The Turkish military said on Friday it killed eight Kurdistan Workers Party (PKK) militants, prompting Iraqi authorities to summon the Turkish ambassador in Baghdad.

Turkey regularly hits PKK bases across its southern border, saying the militants use the remote and mountainous northern Iraqi region as a base for deadly attacks inside Turkey, where the outlawed group has waged an insurgency since the 1980s, says a Reuters report.

President Tayyip Erdogan threatened to launch a ground offensive in northern Iraq earlier this year. This week he also announced an imminent operation against a Kurdish militia in neighbouring Syria.

The US-backed YPG militia, which has been fighting Islamic State in Syria, controls Syria’s northeastern border with Turkey. Ankara says it is an extension of the PKK and poses a direct threat to Turkey.

“The activities of the PKK terrorist organization in the territory of Iraq and Syria have become a national security issue for Turkey,” Foreign Ministry spokesman Hami Aksoy said.

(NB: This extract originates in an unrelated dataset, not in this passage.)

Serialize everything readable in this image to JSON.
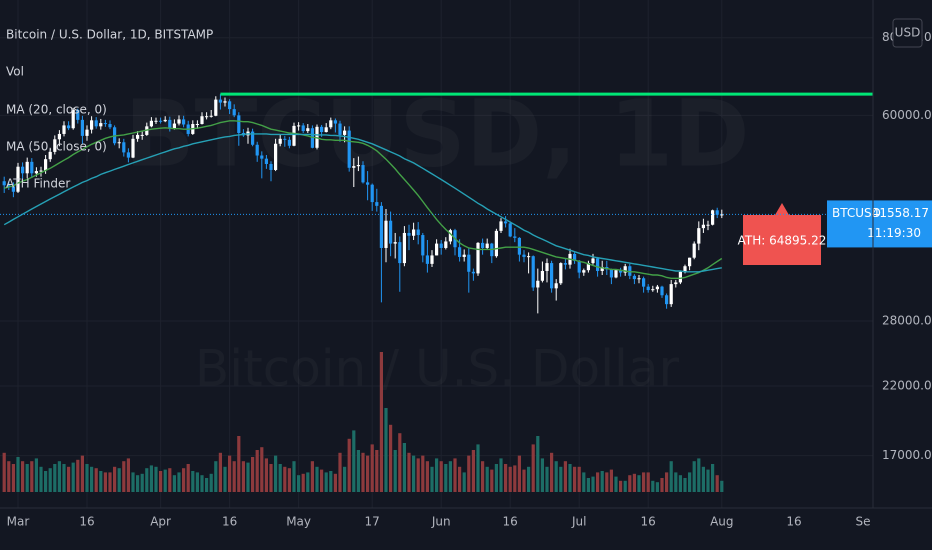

He said the government in Baghdad had a duty to prevent Iraqi land being used as a base for attacks on neighbors, and described Friday’s air strikes as an act of self-defense which Turkey carried out because Iraq would not act.

“These operations in the fight against terrorism will continue as long as terror organizations nest on Iraqi soil and as long as Turkey’s security needs require it to,” Aksoy said.

The PKK is designated a terrorist organization by Turkey, the United States and the European Union. It has waged a three-decade insurgency in Turkey’s largely Kurdish southeast that has killed about 40,000 people.